Le fils, les yeux rieurs :
- Un paquet de marché noir ! Avec le Corona, ben, les gens n’en trouvent plus, des cigarettes à la sauvette, alors on revoit des têtes…
Sur le tourniquet, Le Parisien titre : « Les pompes funèbres sont débordées en Seine-Saint-Denis où il y a un excès de mortalité exceptionnel ». La faute à la promiscuité, à la précarité, salauds de pauvres, aurait lâché Gabin s’il était rentré là, au Jadis, comme dans le bistrot du chef d’œuvre d’Autant-Lara. Misère et injustice sociales, mais pas seulement : il y a lumpen proletariat et il y a prolétariat. Une toubib de la cité des Francs Moisins raconte qui sont les Tirailleurs sénégalais d’aujourd’hui (puisque nous sommes en guerre) : « chez nos patients, il y a beaucoup d’aides-soignantes, d’aides à domicile et de travailleuses en Ehpad qui vont être très exposées. Sans compter les livreurs, les caissières ».

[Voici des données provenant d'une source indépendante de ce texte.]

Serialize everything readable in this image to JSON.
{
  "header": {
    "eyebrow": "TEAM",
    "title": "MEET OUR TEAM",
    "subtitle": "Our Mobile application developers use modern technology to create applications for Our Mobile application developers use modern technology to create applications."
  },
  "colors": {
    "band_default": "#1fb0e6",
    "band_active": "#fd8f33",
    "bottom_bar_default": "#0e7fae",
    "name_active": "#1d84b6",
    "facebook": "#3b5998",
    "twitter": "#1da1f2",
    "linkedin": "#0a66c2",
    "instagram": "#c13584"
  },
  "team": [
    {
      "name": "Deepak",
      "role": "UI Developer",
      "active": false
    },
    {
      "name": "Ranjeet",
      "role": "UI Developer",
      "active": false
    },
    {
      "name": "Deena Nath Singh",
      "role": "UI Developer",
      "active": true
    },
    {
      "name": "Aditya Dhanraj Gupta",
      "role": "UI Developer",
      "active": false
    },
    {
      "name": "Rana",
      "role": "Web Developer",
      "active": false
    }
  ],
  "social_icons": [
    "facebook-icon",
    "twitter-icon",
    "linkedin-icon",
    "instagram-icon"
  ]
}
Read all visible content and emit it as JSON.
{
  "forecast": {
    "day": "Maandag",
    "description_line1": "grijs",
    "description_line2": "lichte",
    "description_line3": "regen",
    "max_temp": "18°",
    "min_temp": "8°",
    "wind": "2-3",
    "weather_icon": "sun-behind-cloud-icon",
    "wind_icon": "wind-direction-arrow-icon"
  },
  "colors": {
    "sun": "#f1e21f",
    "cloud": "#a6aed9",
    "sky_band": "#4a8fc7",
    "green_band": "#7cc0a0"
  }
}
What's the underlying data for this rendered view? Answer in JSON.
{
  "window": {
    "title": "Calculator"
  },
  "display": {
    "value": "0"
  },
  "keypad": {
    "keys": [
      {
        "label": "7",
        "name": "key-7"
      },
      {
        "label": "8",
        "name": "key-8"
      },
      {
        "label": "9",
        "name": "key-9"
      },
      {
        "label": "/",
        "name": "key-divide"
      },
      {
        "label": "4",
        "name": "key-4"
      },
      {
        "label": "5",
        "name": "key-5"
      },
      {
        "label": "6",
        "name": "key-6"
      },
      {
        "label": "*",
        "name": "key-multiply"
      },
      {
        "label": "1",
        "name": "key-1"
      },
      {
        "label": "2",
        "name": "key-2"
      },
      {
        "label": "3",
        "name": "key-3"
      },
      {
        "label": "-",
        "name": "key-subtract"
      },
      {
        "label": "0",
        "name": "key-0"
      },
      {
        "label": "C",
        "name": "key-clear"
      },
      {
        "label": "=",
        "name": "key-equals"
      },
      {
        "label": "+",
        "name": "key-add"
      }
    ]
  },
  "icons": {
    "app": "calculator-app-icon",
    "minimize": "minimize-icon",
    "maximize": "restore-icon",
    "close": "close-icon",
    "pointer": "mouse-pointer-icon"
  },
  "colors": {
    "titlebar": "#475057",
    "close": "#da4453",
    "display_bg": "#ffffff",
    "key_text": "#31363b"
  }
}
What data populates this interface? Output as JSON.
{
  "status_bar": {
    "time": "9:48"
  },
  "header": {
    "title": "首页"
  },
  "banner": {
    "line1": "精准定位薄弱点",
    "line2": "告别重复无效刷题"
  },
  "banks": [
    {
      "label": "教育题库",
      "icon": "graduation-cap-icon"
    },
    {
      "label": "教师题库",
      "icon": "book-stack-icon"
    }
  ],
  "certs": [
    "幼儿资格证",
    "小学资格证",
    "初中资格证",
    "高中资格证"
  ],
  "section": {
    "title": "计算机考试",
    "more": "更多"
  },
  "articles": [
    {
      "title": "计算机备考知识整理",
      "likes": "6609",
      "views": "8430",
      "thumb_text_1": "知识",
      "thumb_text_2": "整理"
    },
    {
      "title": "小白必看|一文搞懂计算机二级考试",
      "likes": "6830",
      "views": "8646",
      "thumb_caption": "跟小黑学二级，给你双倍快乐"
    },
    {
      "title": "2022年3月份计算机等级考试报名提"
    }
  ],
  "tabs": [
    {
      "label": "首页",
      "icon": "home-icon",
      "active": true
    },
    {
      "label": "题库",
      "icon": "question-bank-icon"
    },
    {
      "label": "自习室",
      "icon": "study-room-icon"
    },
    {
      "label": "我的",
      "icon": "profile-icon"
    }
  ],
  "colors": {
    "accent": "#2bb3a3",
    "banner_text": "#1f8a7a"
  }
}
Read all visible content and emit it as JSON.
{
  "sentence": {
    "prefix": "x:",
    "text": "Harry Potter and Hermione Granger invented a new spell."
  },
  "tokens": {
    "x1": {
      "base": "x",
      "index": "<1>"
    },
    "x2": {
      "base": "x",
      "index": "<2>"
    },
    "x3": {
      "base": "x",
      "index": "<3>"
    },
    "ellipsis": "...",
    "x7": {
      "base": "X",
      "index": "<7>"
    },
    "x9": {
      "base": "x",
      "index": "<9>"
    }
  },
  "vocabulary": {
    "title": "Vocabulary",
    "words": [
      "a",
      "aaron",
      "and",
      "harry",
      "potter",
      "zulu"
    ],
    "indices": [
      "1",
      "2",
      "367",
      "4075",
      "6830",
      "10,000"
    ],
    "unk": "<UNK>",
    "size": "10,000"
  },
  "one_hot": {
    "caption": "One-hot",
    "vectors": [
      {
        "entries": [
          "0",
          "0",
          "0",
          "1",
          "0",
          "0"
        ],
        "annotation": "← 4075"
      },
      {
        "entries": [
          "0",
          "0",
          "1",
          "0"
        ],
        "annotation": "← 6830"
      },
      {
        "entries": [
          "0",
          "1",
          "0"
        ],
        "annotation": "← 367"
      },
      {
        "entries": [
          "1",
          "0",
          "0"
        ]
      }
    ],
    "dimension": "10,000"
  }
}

APRÈS MIDI. De partout, on apprend que les Américains ont sorti leur plus beau sac à dos à eux, des douches de billets, pour rafler les masques chinois, en raquant trois fois le prix. On imagine d’ici, et ça détend d’une certaine façon : les discussions de marchands de tapis, sur les tarmacs, au cul des avions, autour des palettes de FFP2 et des odeurs de kérosène libéré. Jamais le capitalisme n’affiche aussi bien son visage le plus conquérant, et le plus juste, que quand il fait affaire avec la mort. En un sens, le virus rend sa nature plus vraie, et les Chinois saisissent l’opportunité : il n’est qu’une contrebande qui a réussi.
Sur les plateaux télé, ça grince, « piraterie moderne ! », ça jette des cris d’orfraie, c’est quoi ces méthodes du plus offrant — et ça oublie fissa que la France a fait pareil, mais à sa façon, mesquine et nappes Vichy. C’était le 5 mars, c’était juste Avant, et on ne le découvre que maintenant, et encore, faut creuser : le pays en bon Jambier avait fait saisir (motif : réquisition des stocks de matériels médicaux) quatre millions de masques suédois transitant à Lyon, et en partance pour l’Espagne et l’Italie, ravagés par la pandémie.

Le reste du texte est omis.